Zener Diode Usage

Hey Folks,

I’m new to electronics and I’m trying to learn more. I’m trying to get a good understanding of how a zener diode works and was hoping people could help me out a little.

In the attached image there are two example of a circuit with a zener diode that has a zener voltage of 5v.

My understanding is that in example #1 the voltage to the load would be 35v and in example 2 the voltage would be 5v. Is this correct?

By the way, the 40v is mostly for purposes of illustration - I will be using a circuit like example #2 that will probably have an voltage supply in the 9v range and I want to limit the input to an arduino pin to 5v.

Thanks in advance for any help.

1. You have to account for the voltage drop across R1, that is going to decrease the voltage seen in both cases.

2. Things in parallel have the same voltage drop (which is exactly what you have in case 2), doing a simple KVL (Kirchhoff's Voltage Law, drawing a simple loop from V+ to V- or Ground to see the way the voltage is dropped across various components), you can see how this is so (in case you needed proof beyond the simple concept that things in parallel have the same voltage, just as things in series share the same current).

As I stated in 1), the voltage in both cases you presented is entirely dependent on what R1 is (as well as your load, but you didn't even take R1 into account).

Note: The easiest ways to analyze an electrical circuit are using KVL's and KCL's, some people say the "Loop Rule" and the "Junction Rule" respectively, but they are Kirchhoff's Voltage and Current Laws, I advise looking them up. There are also other various methods, Mesh, which is very useful, as well as Nodal Analysis (which is more complicated, but allows you to solve any circuit using a system of equations). Keep in mind all these things are for hand calculating results, which it doesn't seem most people do.
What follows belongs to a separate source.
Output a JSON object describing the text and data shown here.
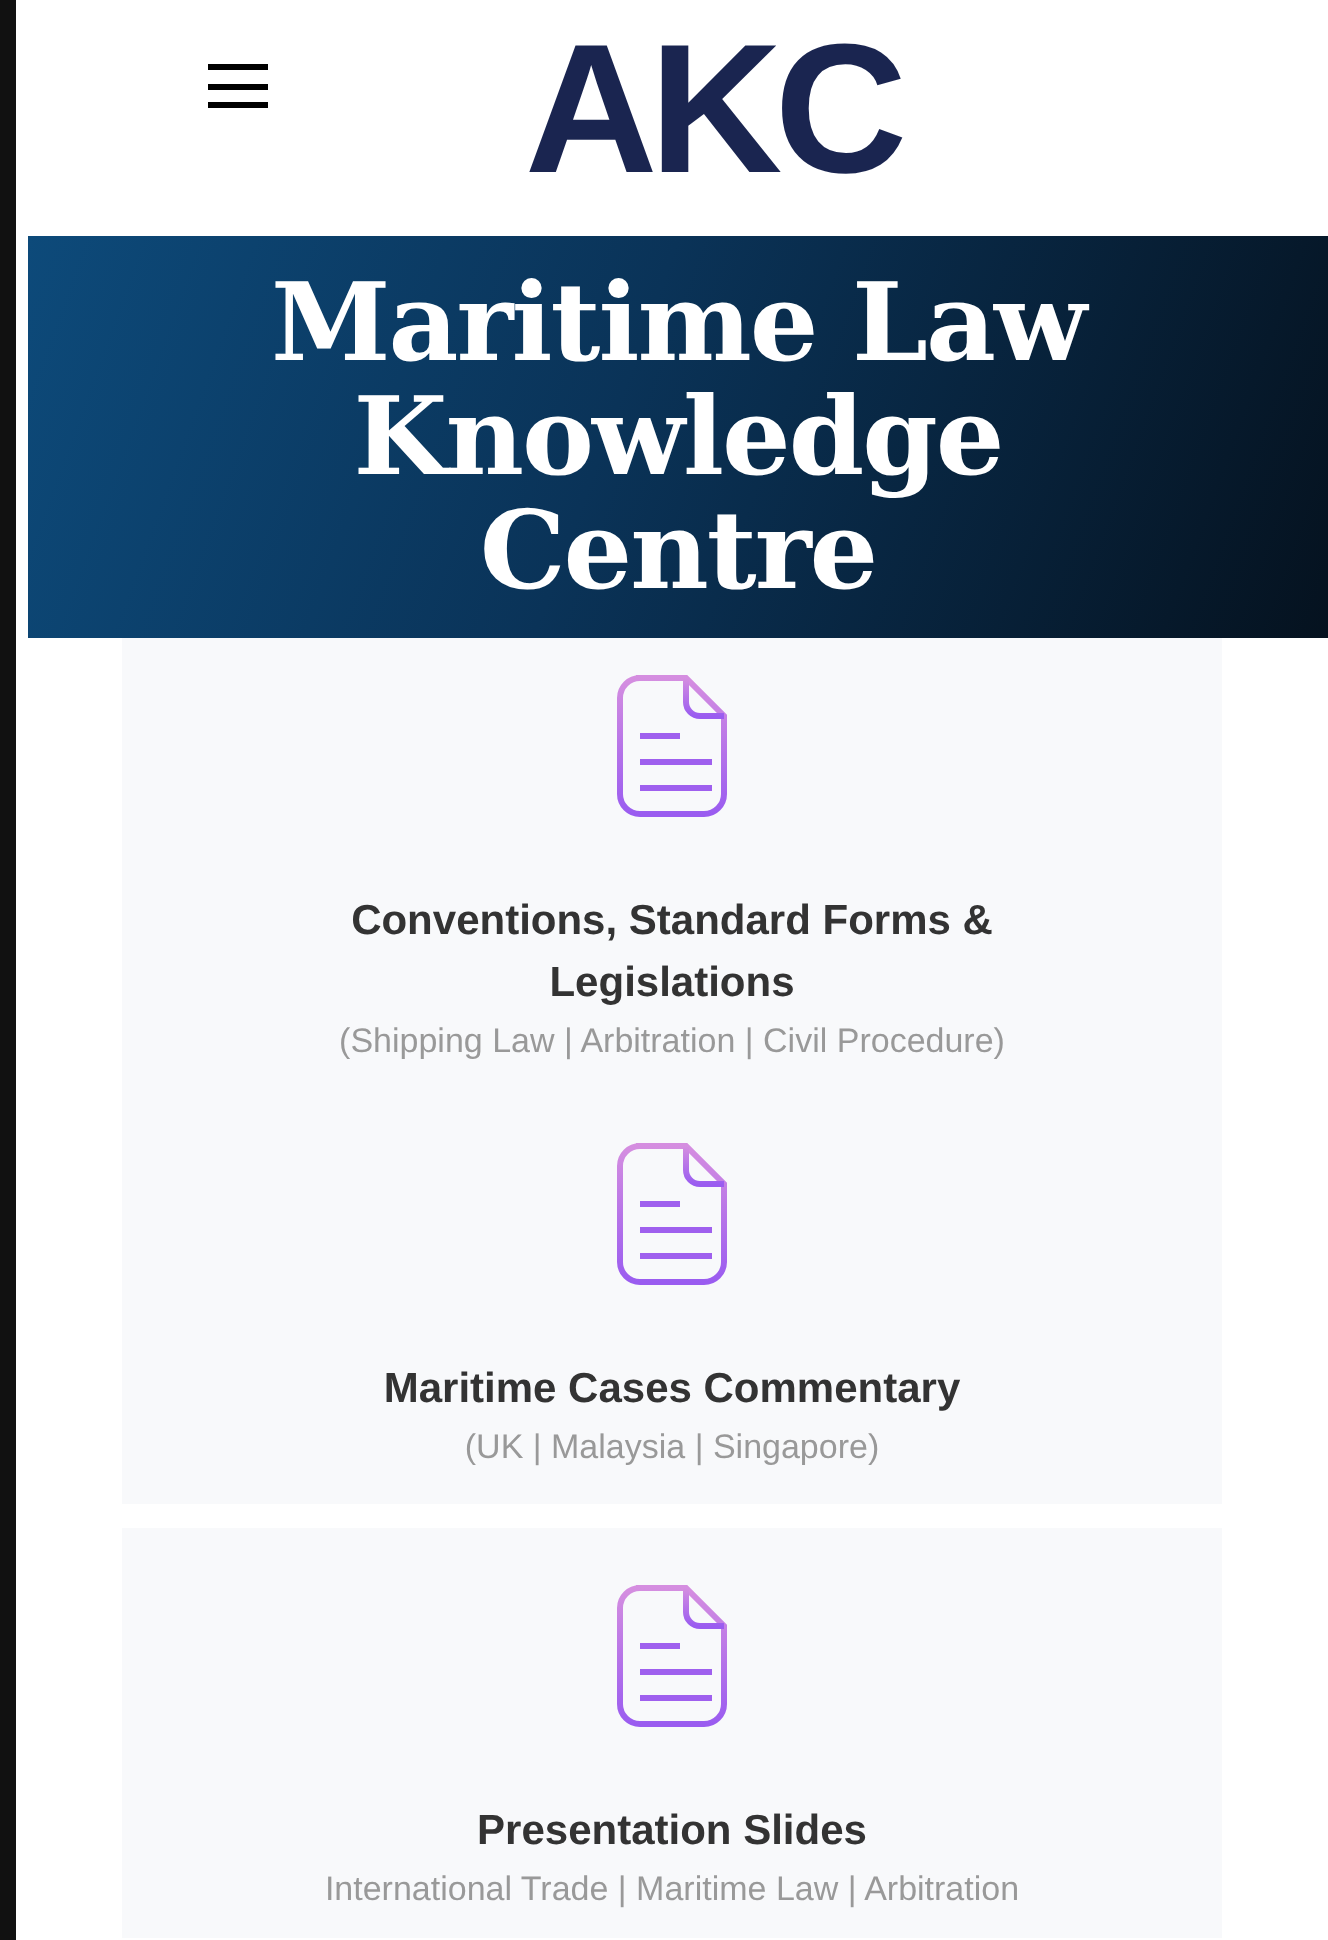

Thanks. I will do some reading on KVL and KCL.

If I understand your answer, in the case of example 2, the answer is that the voltage at the load would be 5v since things in parallel have the same voltage drop. This is assuming that more than 5v is supplied to the zener diode (and that I haven't supplied so much voltage as to destroy it) then the voltage to the load would also be 5v since it is in parallel with the zener.
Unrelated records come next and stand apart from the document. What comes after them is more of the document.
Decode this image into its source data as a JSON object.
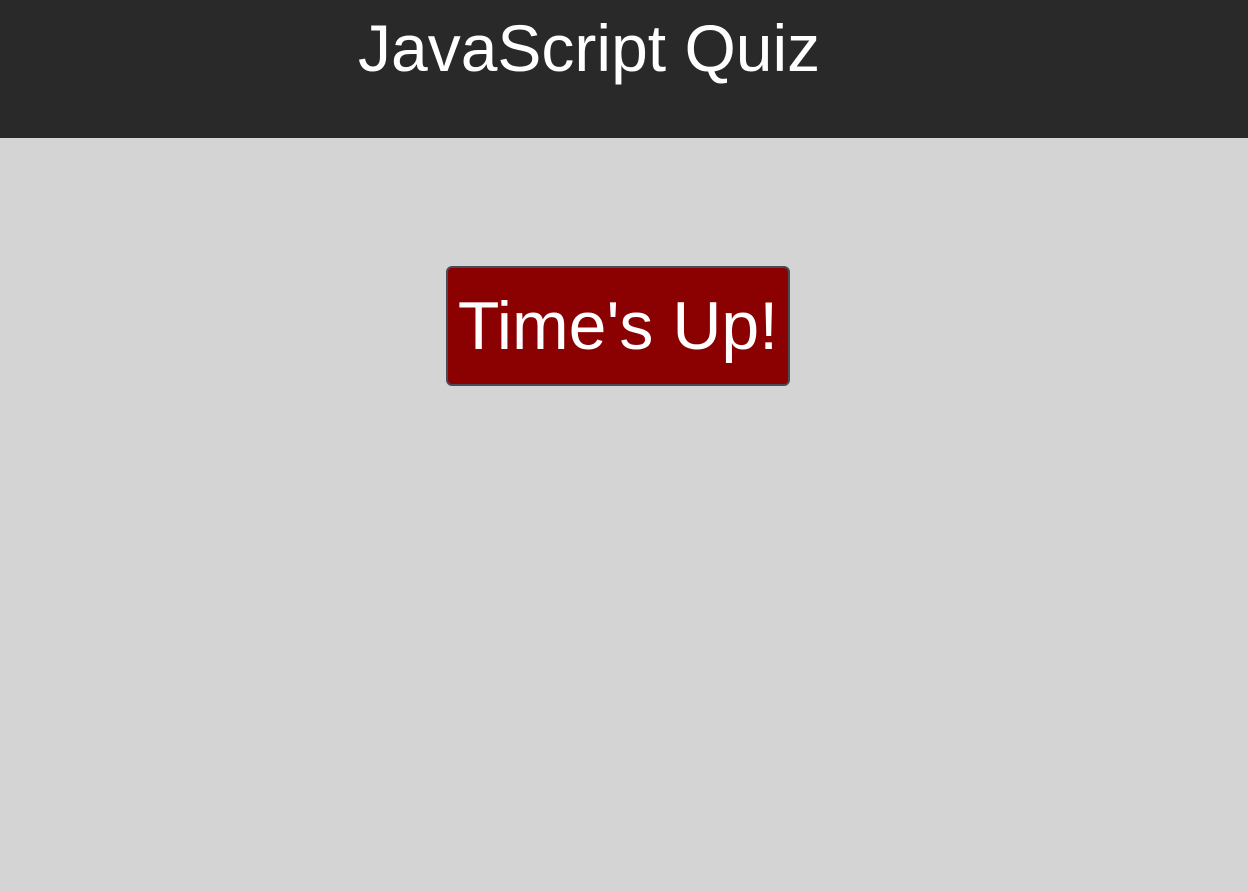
{
  "header": {
    "title": "JavaScript Quiz"
  },
  "main": {
    "status_message": "Time's Up!"
  },
  "colors": {
    "header_background": "#292929",
    "page_background": "#d4d4d4",
    "status_background": "#8b0000",
    "status_text": "#ffffff"
  }
}
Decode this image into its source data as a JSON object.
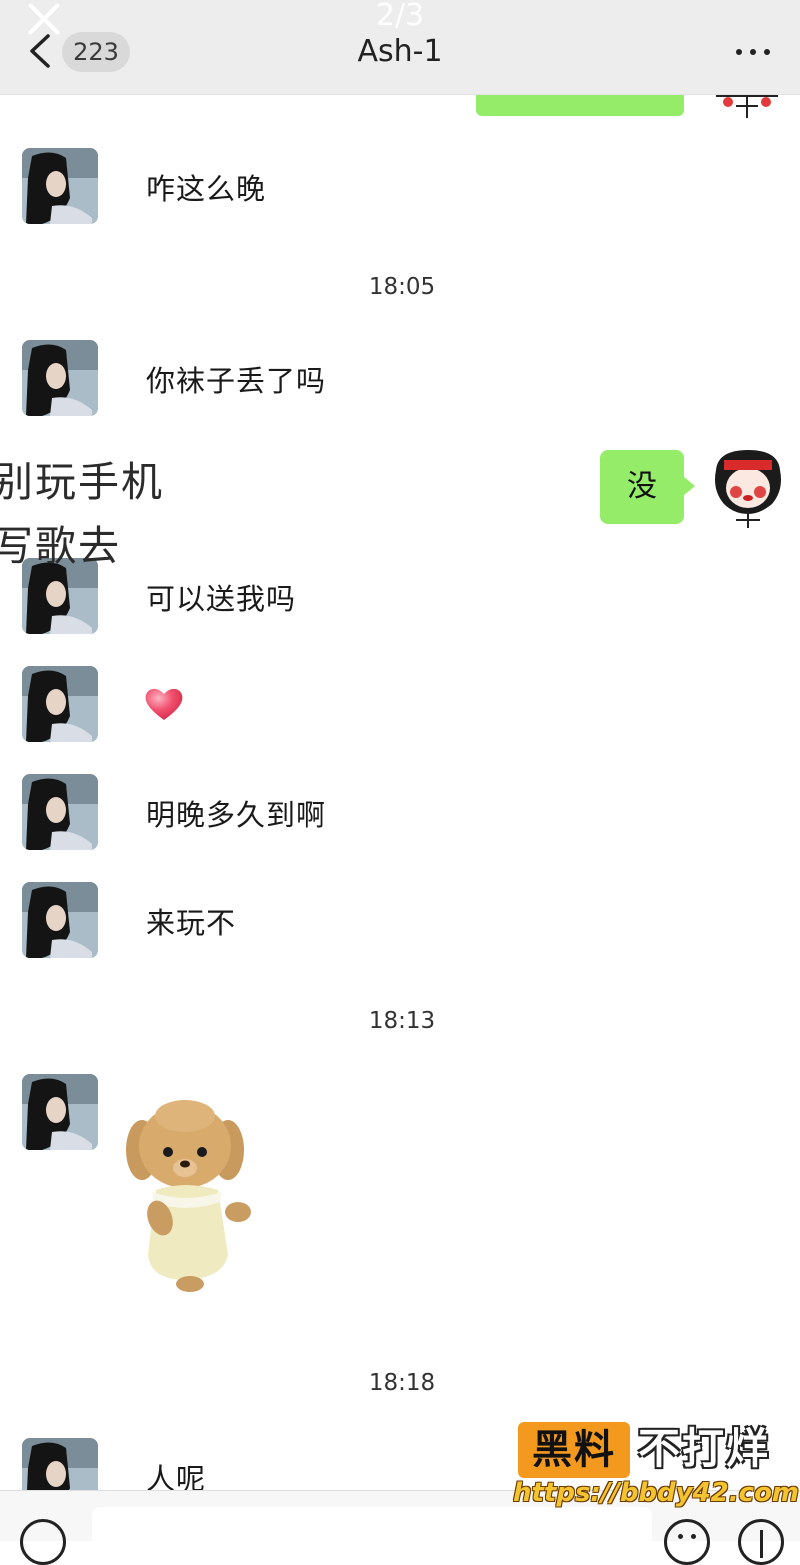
{
  "viewer": {
    "page_counter": "2/3"
  },
  "header": {
    "unread_count": "223",
    "title": "Ash-1"
  },
  "messages": [
    {
      "text": "咋这么晚"
    },
    {
      "text": "你袜子丢了吗"
    },
    {
      "text": "可以送我吗"
    },
    {
      "text": "明晚多久到啊"
    },
    {
      "text": "来玩不"
    },
    {
      "text": "人呢"
    }
  ],
  "my_message": {
    "text": "没"
  },
  "timestamps": [
    "18:05",
    "18:13",
    "18:18"
  ],
  "overlay_lines": [
    "别玩手机",
    "写歌去"
  ],
  "watermark": {
    "badge": "黑料",
    "text": "不打烊",
    "url": "https://bbdy42.com"
  },
  "colors": {
    "bubble_green": "#95ec69",
    "header_bg": "#ededed",
    "heart": "#f0506e"
  },
  "icons": [
    "close-icon",
    "chevron-left-icon",
    "more-icon",
    "voice-icon",
    "emoji-icon",
    "plus-icon"
  ]
}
As for example #1, what if we remove R1? Is my assumption correct that in this case the zener would reduce the voltage to the load by 5 volts and therefore 35 volts would be supplied to the load?

By the way I like your Bene Gesserit quote - it has been a bit of a motto of mine since reading Dune about 30 years ago.

The load voltage in the #1 will depend on the Zener's current (Iz where you get Vz).

40V = Iz * R1 + Iz * Rload + Vz

#2: the voltage on the load will be 5V (Vz) provided the Iz is sufficient enough to get Vz=5V.

wrecks135:
Thanks. I will do some reading on KVL and KCL.

If I understand your answer, in the case of example 2, the answer is that the voltage at the load would be 5v since things in parallel have the same voltage drop. This is assuming that more than 5v is supplied to the zener diode (and that I haven't supplied so much voltage as to destroy it) then the voltage to the load would also be 5v since it is in parallel with the zener.

As for example #1, what if we remove R1? Is my assumption correct that in this case the zener would reduce the voltage to the load by 5 volts and therefore 35 volts would be supplied to the load?

By the way I like your Bene Gesserit quote - it has been a bit of a motto of mine since reading Dune about 30 years ago.

Hehe, yeah, great books, just about to finish up reading the 5th one, Heretics. There is some seriously good philosophy out of those books.

You are correct in your assumption of case 2, and with case 1, if you remove R1, it will perform as you have assumed.

Pito above provided the necessary equations to show the relationships between the voltages/currents/resistances.

Evill Mad Scientist talks about using a Zener as a power supply:

This is not necessarily a good power supply for all purposes– the resistor limits how much current can be drawn. It is also not necessarily a precision voltage reference; the voltage will depend on the amount of current drawn. (That is to say, for the voltage to be steady, the load driven by that reference voltage must be consistent.) The voltage also depends upon the temperature.

Just something I saw that I thought I would add.

Bigred, Thanks for this comment and caution. This won’t be a primary power supply.

This is just part of an “emergency” external power supply for an home built perfboard Arduino treasure box with an electronic locking mechanism. There will be an internal 9v power supply but I wanted a way of “jump starting” the system and automatically opening it from the outside if the internal batter dies or if you simply forget the access code. When you supply power to the external positive and negative leads the Arduino will power up and Pin 1 will go high, thereby automatically opening the box. I’ve gotten bits and pieces of the answer from various places and I have attached a diagram for my overall plan.

In order to save battery power I’m powering my perfboard Arduino from a 5v switching power module that can take in anywhere from 7v to 28v and output 5v with up to 92% efficiency.

Any thoughts or advice on this overall plan would be greatly appreciated!